Netanyahu Warns Israel Will Strike Beirut if Hezbollah Attacks Continue, Despite Trump’s Ceasefire

Israeli Prime Minister Benjamin Netanyahu warned Monday night that Israel will strike Hezbollah targets in Beirut if the Iran-backed group does not halt attacks on Israeli civilians, issuing the statement roughly two hours after President Donald Trump announced a ceasefire between the two sides.

“I spoke this evening with President Trump and told him that if Hezbollah does not stop attacking our cities and civilians, Israel will strike terrorist targets in Beirut. This position remains unchanged,” Netanyahu said in a Hebrew-language statement released by his office. “At the same time, the IDF will continue operating in southern Lebanon as planned.”

Trump announced the truce earlier Monday, saying he had spoken with Netanyahu and with Hezbollah and that both sides had agreed to stop their attacks. The U.S. president said Hezbollah would cease fire on Israel and that the IDF would not enter Beirut but could remain deployed in southern Lebanon.

The terms of the agreement remain unclear amid conflicting statements from Washington, Jerusalem, Hezbollah and Beirut. A Hezbollah lawmaker claimed the truce covers all of Lebanon, not only Beirut. Netanyahu’s statement, issued shortly after his call with Trump, has fueled speculation that the arrangement was pressed on Israel by the White House.

The ceasefire announcement followed a day of sharp escalation. Netanyahu and Defense Minister Yisrael Katz ordered strikes Monday morning on Dahiyeh, the southern Beirut suburb that serves as Hezbollah’s main stronghold, citing what they described as repeated ceasefire violations and attacks on Israeli communities. The IDF’s Arabic-language spokesman, Avichay Adraee, issued evacuation orders for residents of the area before the strikes.

The Beirut strikes came one day after Israeli ground forces captured Beaufort Castle, a 900-year-old Crusader fortress in southern Lebanon, in what the military described as its deepest push into Lebanese territory in 26 years. A Hezbollah drone strike in southern Lebanon earlier Monday killed an IDF doctor and wounded seven other soldiers.

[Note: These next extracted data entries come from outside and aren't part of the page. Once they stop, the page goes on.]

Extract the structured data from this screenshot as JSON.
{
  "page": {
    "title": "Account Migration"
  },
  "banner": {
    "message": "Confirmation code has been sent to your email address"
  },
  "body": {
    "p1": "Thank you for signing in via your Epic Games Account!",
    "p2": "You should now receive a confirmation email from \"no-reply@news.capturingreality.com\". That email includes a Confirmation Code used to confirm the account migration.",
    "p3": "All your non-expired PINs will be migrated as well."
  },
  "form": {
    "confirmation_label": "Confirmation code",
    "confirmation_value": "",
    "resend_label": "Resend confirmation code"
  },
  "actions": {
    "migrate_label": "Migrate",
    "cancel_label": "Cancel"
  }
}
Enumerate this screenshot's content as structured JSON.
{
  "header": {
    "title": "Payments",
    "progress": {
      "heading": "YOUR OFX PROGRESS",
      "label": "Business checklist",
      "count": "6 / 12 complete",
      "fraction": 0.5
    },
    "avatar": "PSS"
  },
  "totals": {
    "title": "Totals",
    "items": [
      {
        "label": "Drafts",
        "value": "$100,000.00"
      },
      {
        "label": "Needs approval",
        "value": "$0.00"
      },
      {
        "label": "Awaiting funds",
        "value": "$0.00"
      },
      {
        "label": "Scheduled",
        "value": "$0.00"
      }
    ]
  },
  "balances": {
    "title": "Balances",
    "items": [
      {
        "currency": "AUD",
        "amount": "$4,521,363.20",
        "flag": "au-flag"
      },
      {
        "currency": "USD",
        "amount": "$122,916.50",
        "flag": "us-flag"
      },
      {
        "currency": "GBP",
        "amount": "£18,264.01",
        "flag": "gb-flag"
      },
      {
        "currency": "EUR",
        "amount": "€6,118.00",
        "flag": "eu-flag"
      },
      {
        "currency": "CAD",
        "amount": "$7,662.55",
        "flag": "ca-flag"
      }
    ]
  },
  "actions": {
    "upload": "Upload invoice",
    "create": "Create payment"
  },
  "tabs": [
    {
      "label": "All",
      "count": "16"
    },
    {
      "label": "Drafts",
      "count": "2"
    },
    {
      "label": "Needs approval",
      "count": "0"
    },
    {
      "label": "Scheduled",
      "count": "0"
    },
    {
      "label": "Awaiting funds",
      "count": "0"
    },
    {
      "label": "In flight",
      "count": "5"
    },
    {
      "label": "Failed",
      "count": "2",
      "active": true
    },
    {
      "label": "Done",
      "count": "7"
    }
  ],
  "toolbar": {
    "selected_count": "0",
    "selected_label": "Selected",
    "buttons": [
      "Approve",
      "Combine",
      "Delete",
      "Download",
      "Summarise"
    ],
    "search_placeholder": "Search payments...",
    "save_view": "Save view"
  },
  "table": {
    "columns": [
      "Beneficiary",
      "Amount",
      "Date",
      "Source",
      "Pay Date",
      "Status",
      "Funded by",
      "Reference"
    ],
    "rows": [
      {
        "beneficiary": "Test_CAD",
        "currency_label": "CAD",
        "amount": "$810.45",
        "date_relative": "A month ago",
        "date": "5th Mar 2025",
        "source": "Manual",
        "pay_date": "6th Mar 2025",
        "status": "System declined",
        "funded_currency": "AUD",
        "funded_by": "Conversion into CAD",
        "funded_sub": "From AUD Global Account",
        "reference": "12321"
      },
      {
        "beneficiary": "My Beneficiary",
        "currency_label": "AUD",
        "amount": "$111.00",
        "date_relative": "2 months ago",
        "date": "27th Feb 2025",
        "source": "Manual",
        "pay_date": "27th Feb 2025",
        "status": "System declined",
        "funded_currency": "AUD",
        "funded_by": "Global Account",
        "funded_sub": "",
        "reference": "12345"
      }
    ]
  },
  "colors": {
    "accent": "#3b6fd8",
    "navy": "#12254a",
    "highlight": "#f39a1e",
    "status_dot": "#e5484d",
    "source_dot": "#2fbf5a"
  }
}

Iran condemned the Israeli operations as a breach of the broader regional truce announced last month between Washington and Tehran. “Any violation of this ceasefire on one front shall be considered a violation of it across all fronts,” Iranian Foreign Minister Abbas Araghchi posted on X. “The United States and Israel bear responsibility for the consequences of any breach of the truce.” Trump has described the Lebanon front as a “separate skirmish” not covered by the U.S.-Iran agreement.

Secretary of State Marco Rubio spoke over the weekend with Netanyahu and Lebanese President Joseph Aoun, proposing a phased de-escalation under which Hezbollah would first halt all attacks on Israel and Israel would refrain from expanding operations in Beirut, according to a U.S. official.

Direct talks between Israeli and Lebanese officials are scheduled to begin Tuesday in Washington. Lebanese Parliament Speaker Nabih Berri, a senior Hezbollah ally, has voiced openness to a ceasefire but questioned what guarantees would prevent further Israeli strikes.

Lebanese authorities say the renewed fighting since March has displaced more than 1.2 million people and killed over 3,370. Israeli officials have reported 24 soldiers and four civilians killed.